Looking at it today, CoIE is an interesting story that takes a very complicated universe or universes of characters, throws it in a garlic press and squeezes out one simple universe for readers. The main problem is that the story itself suffers from the complexity of the DCU it sought to redefine. It jumps into the action immediately (a method employed effectively in Avengers: Disassembled and Infinite Crisis) but never stops to take a breath and explain much of what’s going on until midway through the 12-part series. But when an explanation does come, it doesn’t make much sense.
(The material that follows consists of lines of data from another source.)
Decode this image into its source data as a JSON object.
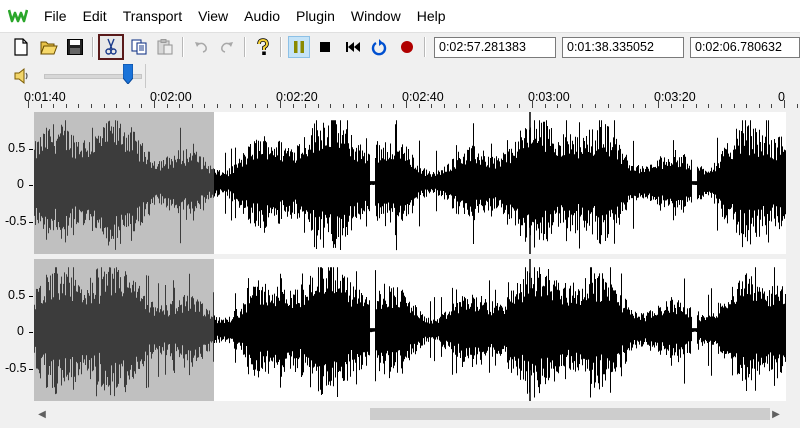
{
  "menu": {
    "items": [
      "File",
      "Edit",
      "Transport",
      "View",
      "Audio",
      "Plugin",
      "Window",
      "Help"
    ]
  },
  "toolbar": {
    "buttons": [
      {
        "name": "new-file-button",
        "icon": "new-file-icon"
      },
      {
        "name": "open-button",
        "icon": "folder-open-icon"
      },
      {
        "name": "save-button",
        "icon": "save-icon"
      },
      {
        "name": "cut-button",
        "icon": "scissors-icon",
        "highlighted": true
      },
      {
        "name": "copy-button",
        "icon": "copy-icon"
      },
      {
        "name": "paste-button",
        "icon": "paste-icon",
        "disabled": true
      },
      {
        "name": "undo-button",
        "icon": "undo-icon",
        "disabled": true
      },
      {
        "name": "redo-button",
        "icon": "redo-icon",
        "disabled": true
      },
      {
        "name": "help-button",
        "icon": "question-icon"
      },
      {
        "name": "pause-button",
        "icon": "pause-icon",
        "active": true
      },
      {
        "name": "stop-button",
        "icon": "stop-icon"
      },
      {
        "name": "rewind-button",
        "icon": "skip-back-icon"
      },
      {
        "name": "loop-button",
        "icon": "loop-icon"
      },
      {
        "name": "record-button",
        "icon": "record-icon"
      }
    ],
    "time_cursor": "0:02:57.281383",
    "time_selection_start": "0:01:38.335052",
    "time_selection_end": "0:02:06.780632"
  },
  "volume": {
    "icon": "speaker-icon",
    "level": 0.9
  },
  "ruler": {
    "labels": [
      "0:01:40",
      "0:02:00",
      "0:02:20",
      "0:02:40",
      "0:03:00",
      "0:03:20",
      "0"
    ]
  },
  "scale": {
    "labels": [
      "0.5",
      "0",
      "-0.5"
    ]
  },
  "colors": {
    "waveform": "#000000",
    "selection_background": "#c0c0c0",
    "selection_waveform": "#3c3c3c",
    "cursor_line": "#000000",
    "pause_active": "#8a8a00",
    "loop": "#0050d0",
    "record": "#b00000"
  }
}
Wolfman has written since about the lack of any kind of real reality to CoIE. Matter and Anti-Matter existing together? Um, better just ignore that high-school physics education. And check out Wolfman’s Web site, under the Q & A section, for the explanation of how the Barry Allen Flash could have survived CoIE (www.marvwolfman.com). He admits it’s comic-booky. How about ridiculous?

I assume that if I had been reading DC titles at the time, CoIE would make much more sense. But even with that, it’s just a weak story that spends so much time on cosmic complexity, it hardly fleshes out the characters (aside from Allen and Psycho Pirate, to a degree) that bring readers to comics.

It was supposed to be the best huge comics event ever. But, of course, WWI was supposed to be “the war to end all wars.”